Intel's Benchmarking Shenanigans

 24 November 2020 Opinion
If benchmarks do not show the result you want, create your own.

Intel is struggling. Though it is still a behemoth among chip companies, but it feels increasingly like Nokia or Blackberry after the iPhone launch. AMD has been taking market share almost every quarter with superior products and now Apple not only replaced Intel's chip in their laptop lineup with their own but did so while improving performance.

Meanwhile Intel's 10nm products are delayed.

Since Intel cannot compete head on, it looks like they went back to some of their old tricks, in this case misleading benchmarks.

AMD laptop performance on battery

Apple's M1 chip just dealt a huge blow to Intel. Intel did not just lose a customer, but they also got some serious competition in the laptop space at the same time.

But instead of targeting Apple, Intel attacked AMD, claiming that AMD sacrifices performance for better battery life.

This attack on AMD, rather than Apple, may seem counterintuitive at first, but it makes sense. OEMs like HP, Dell and Lenovo are worried about Apple’s new M1 chip and they need something competitive. Fortunately, AMD will release a new laptop chip at the beginning of next year that is most likely going to be better in multi-threaded performance than the M1 chip.

This is a nightmare scenario for Intel. Not only will it allow AMD to take even more market share, but it will also force OEMs to optimize their models to work better with AMD chips.

To prevent this from happening, Intel is trying to show that AMD chips are not as good as everybody says.

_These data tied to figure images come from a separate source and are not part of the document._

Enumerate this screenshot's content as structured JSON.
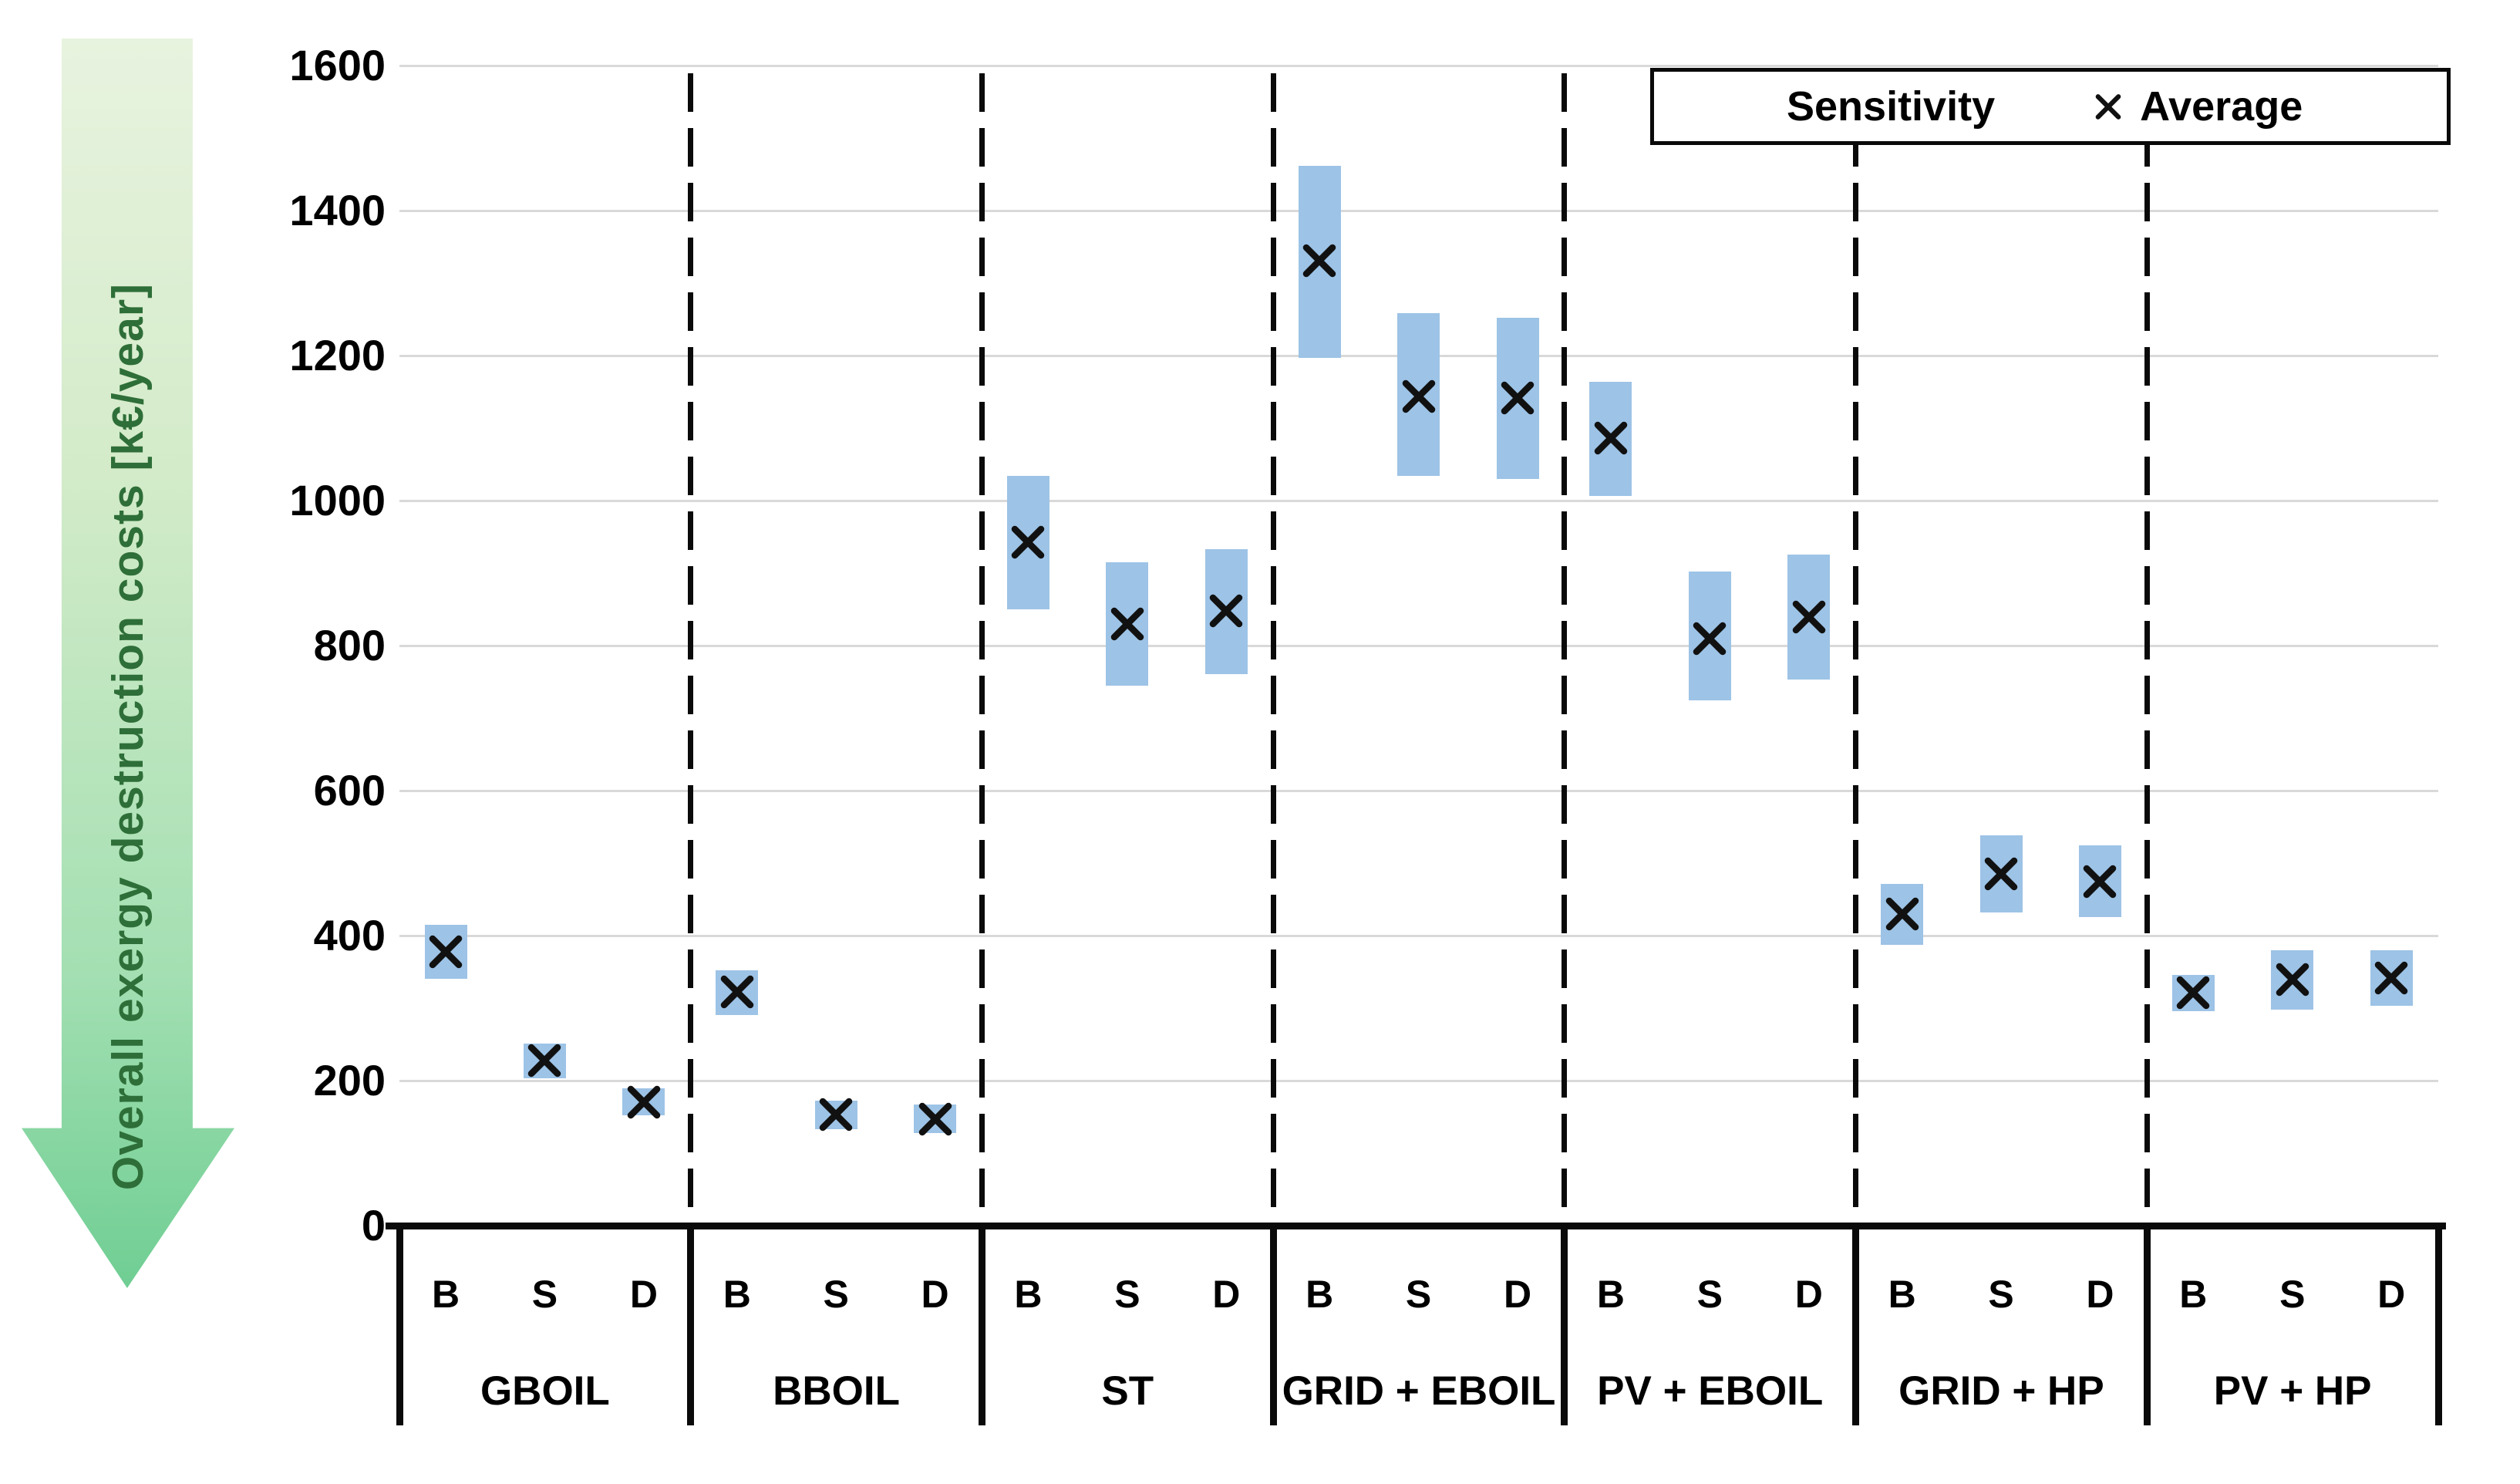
{
  "y_axis": {
    "label": "Overall exergy destruction costs [k€/year]",
    "ticks": [
      0,
      200,
      400,
      600,
      800,
      1000,
      1200,
      1400,
      1600
    ]
  },
  "legend": {
    "sensitivity_label": "Sensitivity",
    "average_label": "Average"
  },
  "colors": {
    "sensitivity_bar": "#9DC3E6",
    "average_marker": "#111111",
    "gridline": "#D9D9D9",
    "axis": "#0A0A0A",
    "arrow_top": "#E8F3DF",
    "arrow_bottom": "#6FCE93",
    "arrow_text": "#2E6E38"
  },
  "chart_data": {
    "type": "bar",
    "subtype": "floating-range-bars-with-average-markers",
    "title": "",
    "xlabel": "",
    "ylabel": "Overall exergy destruction costs [k€/year]",
    "ylim": [
      0,
      1600
    ],
    "y_tick_step": 200,
    "grid": true,
    "legend_position": "top-right",
    "legend_entries": [
      "Sensitivity",
      "Average"
    ],
    "categories": [
      "GBOIL",
      "BBOIL",
      "ST",
      "GRID + EBOIL",
      "PV + EBOIL",
      "GRID + HP",
      "PV + HP"
    ],
    "sub_categories": [
      "B",
      "S",
      "D"
    ],
    "units": "k€/year",
    "groups": [
      {
        "label": "GBOIL",
        "points": [
          {
            "sub": "B",
            "min": 340,
            "avg": 378,
            "max": 415
          },
          {
            "sub": "S",
            "min": 203,
            "avg": 228,
            "max": 251
          },
          {
            "sub": "D",
            "min": 152,
            "avg": 170,
            "max": 189
          }
        ]
      },
      {
        "label": "BBOIL",
        "points": [
          {
            "sub": "B",
            "min": 290,
            "avg": 322,
            "max": 352
          },
          {
            "sub": "S",
            "min": 133,
            "avg": 153,
            "max": 172
          },
          {
            "sub": "D",
            "min": 128,
            "avg": 147,
            "max": 167
          }
        ]
      },
      {
        "label": "ST",
        "points": [
          {
            "sub": "B",
            "min": 850,
            "avg": 943,
            "max": 1034
          },
          {
            "sub": "S",
            "min": 745,
            "avg": 830,
            "max": 915
          },
          {
            "sub": "D",
            "min": 761,
            "avg": 848,
            "max": 933
          }
        ]
      },
      {
        "label": "GRID + EBOIL",
        "points": [
          {
            "sub": "B",
            "min": 1197,
            "avg": 1331,
            "max": 1462
          },
          {
            "sub": "S",
            "min": 1034,
            "avg": 1144,
            "max": 1258
          },
          {
            "sub": "D",
            "min": 1030,
            "avg": 1142,
            "max": 1252
          }
        ]
      },
      {
        "label": "PV + EBOIL",
        "points": [
          {
            "sub": "B",
            "min": 1006,
            "avg": 1086,
            "max": 1164
          },
          {
            "sub": "S",
            "min": 724,
            "avg": 810,
            "max": 902
          },
          {
            "sub": "D",
            "min": 753,
            "avg": 839,
            "max": 926
          }
        ]
      },
      {
        "label": "GRID + HP",
        "points": [
          {
            "sub": "B",
            "min": 387,
            "avg": 430,
            "max": 471
          },
          {
            "sub": "S",
            "min": 432,
            "avg": 485,
            "max": 538
          },
          {
            "sub": "D",
            "min": 426,
            "avg": 475,
            "max": 525
          }
        ]
      },
      {
        "label": "PV + HP",
        "points": [
          {
            "sub": "B",
            "min": 296,
            "avg": 321,
            "max": 346
          },
          {
            "sub": "S",
            "min": 298,
            "avg": 339,
            "max": 380
          },
          {
            "sub": "D",
            "min": 303,
            "avg": 341,
            "max": 380
          }
        ]
      }
    ]
  }
}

Their claim: AMD laptop chips have better battery life and power efficiency than Intel's Tiger Lake, because AMD limits performance while the laptop is running on battery.

Intel’s conclusion: "AMD performance on battery negates value of its product stack".

Intel is partially right, that some AMD models have lower performance on battery life. Unfortunately (for Intel), this has nothing to do with AMD as Extreme Tech discovered.

Corona Render encoding time on Ryzen 4800U actually improves slightly to 2.62 hours. Meanwhile on Intel's i7 1065G7 it takes 12:32 hours instead of 5:17 hours on battery.

The AMD 4800U ON BATTERY is twice as fast at rendering than Intel’s previous Core i7 PLUGGED IN. Source: Extreme Tech

It is up to OEMs to set power limits on battery and it can be further tuned by the user, e.g. in Windows by changing the power options. This has been the case for a long time and as Extreme Tech noticed, is also the case for Intel chips.
Something that appears to be new is a 12 second delay before the CPU speeds up, that some OEM’s added to some of their AMD laptops. Again, this is a decision by the OEM to keep laptops from running out of battery too quickly.

The other option is to ignore battery life and fan noise to achieve maximum performance in benchmarks, as some OEM’s seem to have done with Tiger Lake laptops:
"…the MSI Prestige 14 Evo [i7 1185G7]—which reached nearly gaming-laptop levels of fan noise almost immediately—and the HP EliteBook [4700U], which took more than a minute to ramp its fans up to max and remained much quieter than the MSI throughout the run" – Source: Ars Technica

Intel Ice Lake Server vs AMD EPYC Rome

Intel released information about their upcoming 32 core Ice Lake server a couple of days ago. They also showed some benchmarks where the 32 core Ice Lake server beats the 64 core AMD EPYC 7742.

This looks impressive at first glance, but the fine print shows how Intel achieved it. Intel literally created the Monte Carlo benchmark themselves, using Intel’s Math Kernel Library (MKL) and Intel’s compiler. If you need to create your own benchmark, so that your upcoming product can beat your competitors last year’s product by 30%, you are in trouble. Especially since the MKL alone can reduce performance of AMD chips by a factor of 3 by using slower code paths and by disabling AVX2 acceleration.

Intel claims 20-30% better performance compared with the 64 core EPYC Rome server.

Look at this, our CPU is faster in benchmarks we have developed. Source: Intel News Release

Conclusion: Apple may be next

Intel is at it again. It worked last time, so why not do it again? Unfortunately for Intel, times have changed: There is no Core microarchitecture to save the day. 7nm, initially considered to be the solution, is already delayed by 12 months until late 2022. Their current 10nm processors are even worse than the old Pentiums, because even if they are competitive, Intel still cannot manufacture them in sufficient quantities.

Additionally, AMD is very competitive in Notebooks for the first time and to top it off, Apple with their chips is putting a lot of pressure on Windows laptop manufacturers: OEMs cannot simply postpone the release of AMD laptops just because Intel pays them something extra, because then they will lose (even more) market share to Apple that they are unlikely to get back.

So, we can expect more Intel benchmarks soon. Perhaps even attacks on Apple's M1 chip.